On a vu des articles, dans différents médias, où des journalistes semblaient exaspérés par l’itinérance de leur ville. Il en ressortait un portrait déplaisant de l’itinérance, où les personnes en situation d’itinérance apparaissaient comme des fêtards qui n’avaient aucunement l’intention d’améliorer leur vie. D’autres textes mettaient carrément en danger les personnes évoquées. C’est ce que la journaliste Isabelle Audet a fait avec son texte «Dormir sous un viaduc», paru en novembre 2010, qui a mis au jour un campement dans le bas de la ville et forcé les squatteurs à quitter les lieux.
Certes, le Guide de déontologie de la FPJQ prévoit que «lorsque la personne donne elle-même à sa vie privée un caractère public; lorsque les faits privés se déroulent sur la place publique», cela constitue un droit à l’information. Mais, une personne en situation d’itinérance donne en quelque sorte à sa vie privée un caractère public: elle n’a pas de lieu privé. Tout son quotidien se fait sous les regards de tous. Le droit à l’information est un droit fondamental dans notre société, au même titre que l’est notre vie privée.

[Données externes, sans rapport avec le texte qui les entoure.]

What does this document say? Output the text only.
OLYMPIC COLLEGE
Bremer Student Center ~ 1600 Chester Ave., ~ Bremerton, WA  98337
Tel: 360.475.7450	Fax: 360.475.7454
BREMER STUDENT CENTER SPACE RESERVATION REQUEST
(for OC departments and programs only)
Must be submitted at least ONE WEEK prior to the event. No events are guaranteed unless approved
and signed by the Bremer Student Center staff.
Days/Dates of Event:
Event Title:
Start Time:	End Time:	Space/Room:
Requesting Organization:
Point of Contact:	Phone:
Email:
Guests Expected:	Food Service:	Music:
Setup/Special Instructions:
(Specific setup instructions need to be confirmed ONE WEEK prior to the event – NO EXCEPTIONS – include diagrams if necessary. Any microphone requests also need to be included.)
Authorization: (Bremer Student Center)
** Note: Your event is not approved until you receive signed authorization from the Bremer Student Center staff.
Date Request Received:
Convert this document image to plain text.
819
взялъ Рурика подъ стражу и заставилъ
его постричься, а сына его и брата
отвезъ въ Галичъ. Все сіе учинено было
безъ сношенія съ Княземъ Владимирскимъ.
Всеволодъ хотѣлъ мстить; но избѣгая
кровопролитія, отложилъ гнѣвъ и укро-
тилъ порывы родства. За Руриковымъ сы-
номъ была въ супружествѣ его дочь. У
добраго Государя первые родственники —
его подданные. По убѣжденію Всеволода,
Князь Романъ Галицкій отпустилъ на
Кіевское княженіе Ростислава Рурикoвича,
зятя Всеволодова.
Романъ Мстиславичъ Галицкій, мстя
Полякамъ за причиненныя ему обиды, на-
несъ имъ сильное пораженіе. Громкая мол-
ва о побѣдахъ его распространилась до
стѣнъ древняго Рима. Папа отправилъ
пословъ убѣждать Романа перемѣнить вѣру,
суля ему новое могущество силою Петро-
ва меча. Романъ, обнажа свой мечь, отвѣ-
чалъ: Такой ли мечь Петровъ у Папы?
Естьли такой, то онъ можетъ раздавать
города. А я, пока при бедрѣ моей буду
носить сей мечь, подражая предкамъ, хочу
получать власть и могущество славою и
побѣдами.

Certains chroniqueurs méritent qu’on souligne l’humanité qui traverse leurs textes, notamment Rima Elkouri,qui a parlé de l’incident ayant coûté la vie à Mario Hamel cet été avec beaucoup de délicatesse.
Le droit à l’image
A-t-on moins de droits parce qu’on vit dans la rue?
Le droit à l’image est implicite au droit à la vie privée. Depuis l’affaire Duclos, les photographes sont plus prudents dans la prise de leurs photos et font en sorte que les personnes ne soient pas identifiables, au risque d’être poursuivis. Or, les règles sont troubles dans ce domaine.
Ainsi, la captation de l’image d’une personne dans des lieux publics est permise, mais sa publication est fautive dès qu’elle porte atteinte à la vie privée. Une personne de la rue qui vit en public de par sa condition a-t-elle une vie privée? N’ayant pas de murs où se réfugier le soir venu comme la majorité, sa vie privée est aussi publique.
Une photo accompagnait l’article d’Isabelle Audet mentionné plus haut, qui depuis fait partie des archives du quotidien. L’homme qui y apparaît n’a pas donné son autorisation à la prise de cette photo. Les principes journalistiques soutiennent cependant que la prise de photo dans un lieu public est illicite si le sujet est reconnaissable, et si la personne en est le sujet principal. Ces deux affirmations s’appliquaient pour cette image.
Des plaintes rares malgré tout
Les plaintes envers les journalistes et les entreprises qui les emploient ne pleuvent pas. Une recherche rapide sur le site du Conseil de Presse a révélé qu’une seule plainte avait été faite en 2004, contre le Journal de Montréal et sa journaliste Mélanie Brisson. Déposée par Réseau d’aide aux personnes seules et itinérantes de Montréal (RAPSIM), elle reprochait àl’article d’être sensationnaliste et de manquer de respect envers la vie privée et la réputation des prostituées mises en cause. Le Conseil de Presse avait rejeté la plainte du Réseau d’aide. Le RAPSIM a confirmé n’avoir déposé aucune autre plainte depuis, notamment parce qu’il utilise les voies des lettres ouvertes pour rectifier le tir.
Différents médias font un très bon travail et font preuve d’objectivité lorsqu’ils traitent d’itinérance, notamment Le Devoir, le Toronto Star, the Gazette…Et le secret est peut-être là : traiter d’itinérance de façon globale, comme un phénomène de société comme un autre, sans préjugés.